Managing Varnish Cache Hit Rate During Deployment

As you work on new features in your application it is important to keep your Varnish Cache VCL code up to date with your application’s needs.

In a well developed web application caching is a really important component of the application. Delivering objects quickly to a browser is one of the most important aspects of web page performance and user experience.

Also, smart use of caching means you can run much smaller infrastructure and serve more users. Smaller infrastructure is usually easier to manage and costs less to run.

But consider where you get to the point where your application is dependent on the caching to work effectively. You do not want to release your software to production and find that your infrastructure cannot handle a normal workload, due to the caching rules becoming out of date.

For example, you may have your site’s home page cached in Varnish Cache. If a developer inadvertently changes the cacheability of the page then your application server might suddenly need to dynamically generate the home page for each user request.

One of the reasons this occurs is because the developers work in isolation from the caching system. They run the application without the reverse proxy tier on their local machine, and test their work without the proxy servers being involved.

Teams overcome this by deploying the proxies in testing and staging environments, which is much later in a typical development flow. Round trip time on bug detection and fixing increases greatly

It is also difficult to run the reverse proxy stacks in the local development environment due to configuration complexity and other other compatibility reasons like trying to run Linux proxies on Windows.

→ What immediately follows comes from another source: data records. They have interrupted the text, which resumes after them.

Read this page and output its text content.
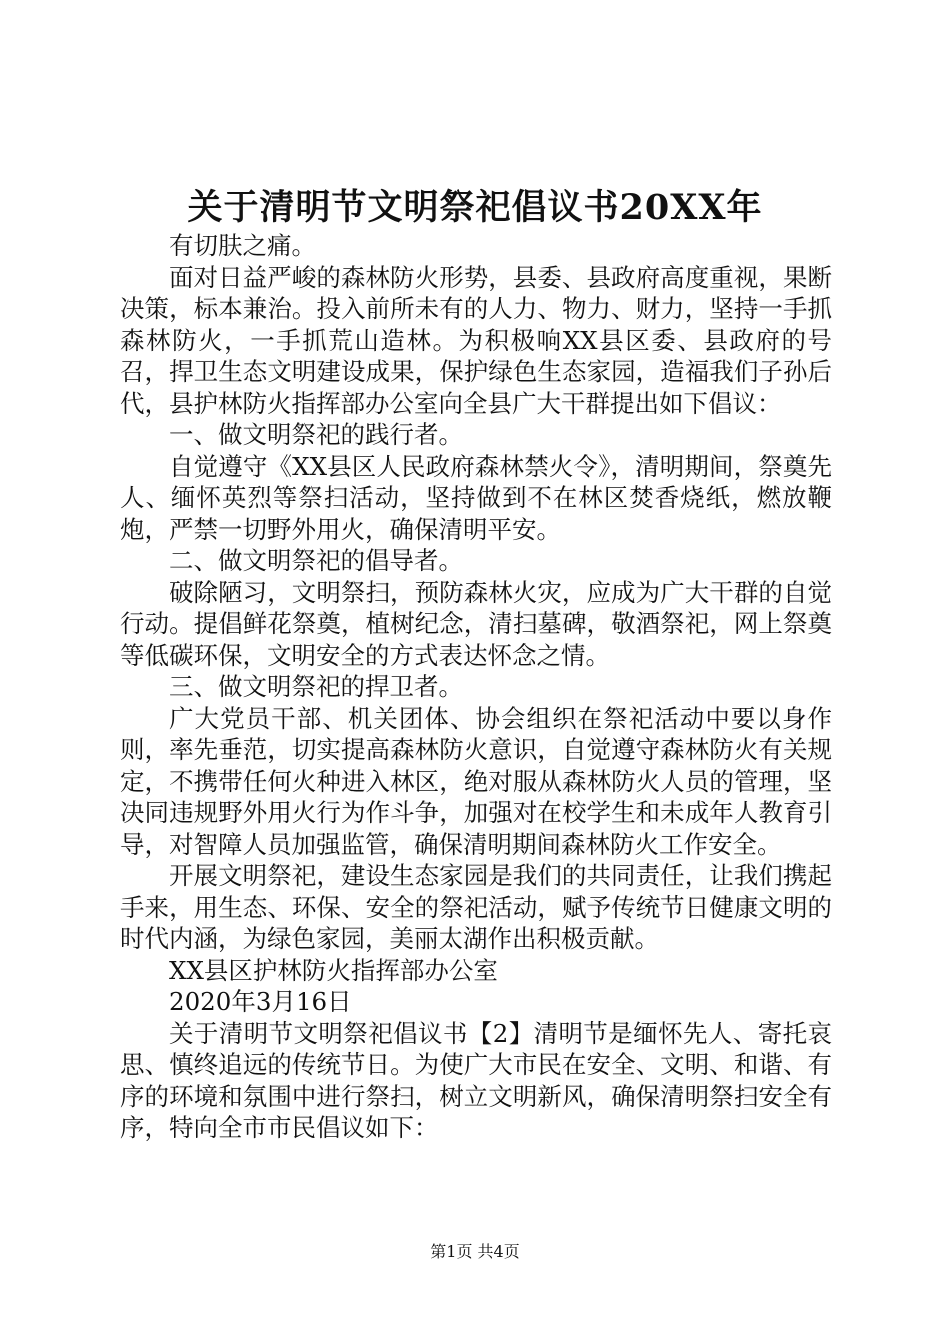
关于清明节文明祭祀倡议书20XX年

有切肤之痛。

面对日益严峻的森林防火形势，县委、县政府高度重视，果断决策，标本兼治。投入前所未有的人力、物力、财力，坚持一手抓森林防火，一手抓荒山造林。为积极响XX县区委、县政府的号召，捍卫生态文明建设成果，保护绿色生态家园，造福我们子孙后代，县护林防火指挥部办公室向全县广大干群提出如下倡议：

一、做文明祭祀的践行者。

自觉遵守《XX县区人民政府森林禁火令》，清明期间，祭奠先人、缅怀英烈等祭扫活动，坚持做到不在林区焚香烧纸，燃放鞭炮，严禁一切野外用火，确保清明平安。

二、做文明祭祀的倡导者。

破除陋习，文明祭扫，预防森林火灾，应成为广大干群的自觉行动。提倡鲜花祭奠，植树纪念，清扫墓碑，敬酒祭祀，网上祭奠等低碳环保，文明安全的方式表达怀念之情。

三、做文明祭祀的捍卫者。

广大党员干部、机关团体、协会组织在祭祀活动中要以身作则，率先垂范，切实提高森林防火意识，自觉遵守森林防火有关规定，不携带任何火种进入林区，绝对服从森林防火人员的管理，坚决同违规野外用火行为作斗争，加强对在校学生和未成年人教育引导，对智障人员加强监管，确保清明期间森林防火工作安全。

开展文明祭祀，建设生态家园是我们的共同责任，让我们携起手来，用生态、环保、安全的祭祀活动，赋予传统节日健康文明的时代内涵，为绿色家园，美丽太湖作出积极贡献。

XX县区护林防火指挥部办公室

2020年3月16日

关于清明节文明祭祀倡议书【2】清明节是缅怀先人、寄托哀思、慎终追远的传统节日。为使广大市民在安全、文明、和谐、有序的环境和氛围中进行祭扫，树立文明新风，确保清明祭扫安全有序，特向全市市民倡议如下：

第1页 共4页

Tools like Vagrant and Docker make it possible to run your entire reverse proxy stack on your local development machine. In this setup you are able to make changes to your application, test the application directly, and then test it again on your computer with the proxies in place.

Using a configuration management system to ensure that the Varnish Cache configuration is consistent between your local machine, your test environment and your production environment also increases certainly and reduces stress during deployment.

You can also integrate the testing the cacheability of objects into your automated testing and CI/CD workflow. You can run tests against the environment and query a metrics or log management platform to ensure that you’re heading in the right direction before you make that final leap to the production environment.